Members in the Media
From: Vox

A Personality Test Can’t Tell You Who You Are

Juanita Hernandez is a 25-year-old Miami-based anxiously attached Aries (Scorpio moon, Taurus rising), ENFJ, Enneagram Type Two. Until recently, she considered quality time her love language, but after listening to an episode of the podcast If Books Could Kill, she now thinks love languages are “kind of bullshit.”

Her path toward inner omniscience first began with a foundation in astrology, which Hernandez says she discovered as a child. Then came Enneagram — a personality test labeling respondents with one of nine types — which predated learning her attachment style at the behest of her therapist. Later, she took the Myers-Briggs Type Indicator.

Just as a medical diagnosis can explain a patient’s symptoms, Hernandez sees personality identifiers as succinct validation for why she is the way she is. She attributes descriptors such as “insecure,” “reliable,” and having an “intense relationship with your mother” to her various personality types. Whenever she mentions her astrological sign or attachment style to other similarly personality-informed conversation partners, “I feel like they understand who I am just by these signifiers,” Hernandez says. “It makes conversations easier.”
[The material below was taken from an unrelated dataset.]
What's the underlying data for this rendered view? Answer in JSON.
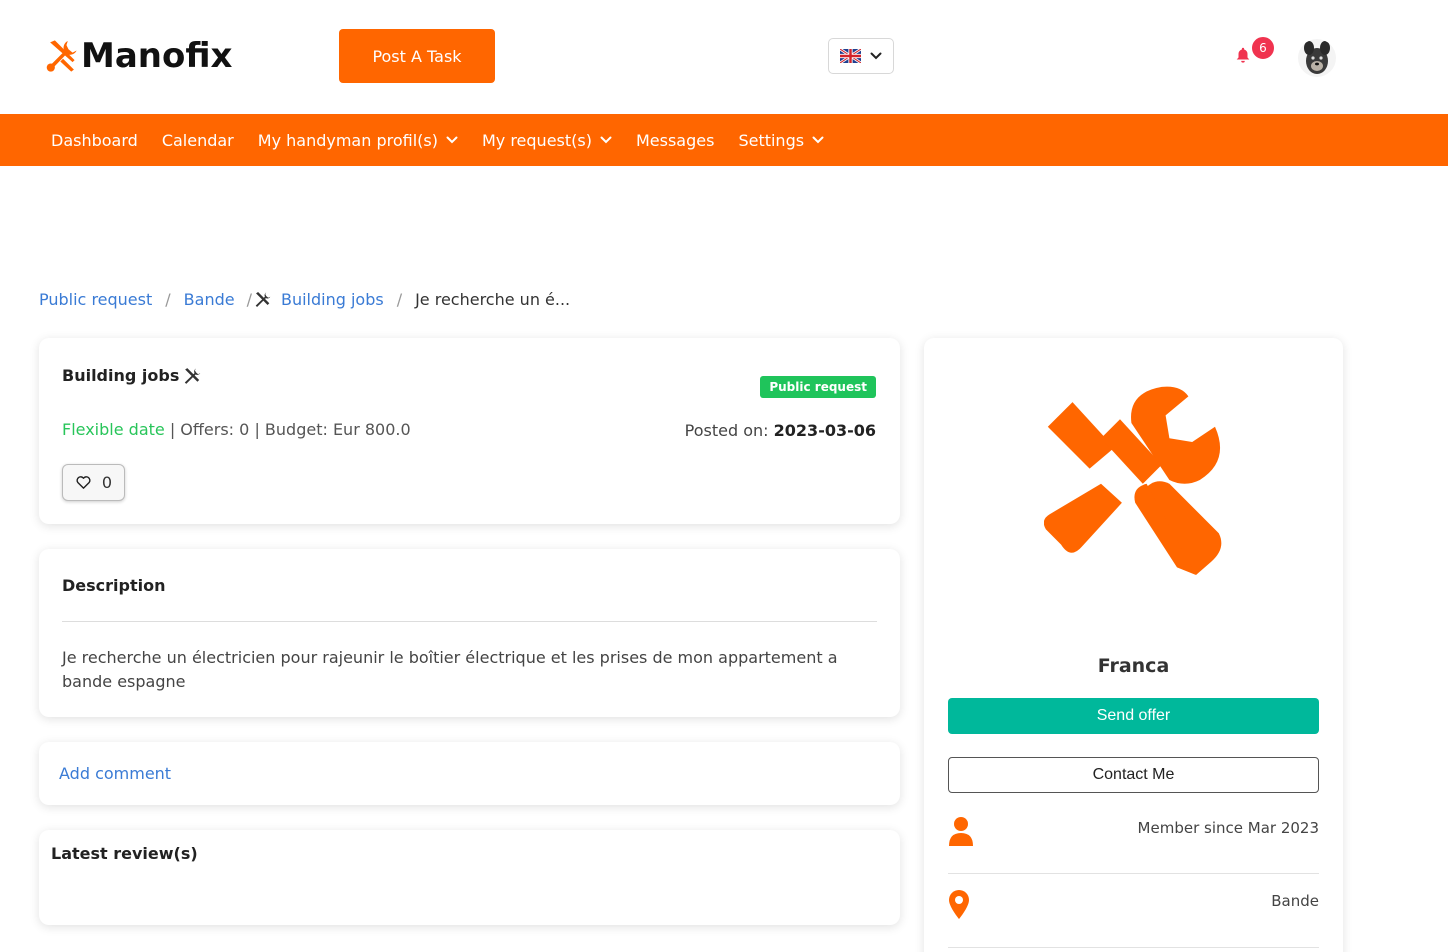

People have long been motivated to define the inner workings of their minds, but never quite had the wide array of tools or language to clearly communicate who they are until fairly recently. From Myers-Briggs and Enneagram to love languages and Hogwarts houses, we are sufficiently armed with the means to classify and define ourselves — and with bite-size descriptors in which to broadcast our findings.

These assessments and quizzes and identifiers, though, only tell one side of the multidimensional story that is a human life. Self-reflection has its utility, but a test or a rigid personality type may not provide the answers we’re looking for. The question of whether we can ever truly know ourselves — and whether the means of obtaining that information from a quiz is legitimate — isn’t as important as what we do with that insight.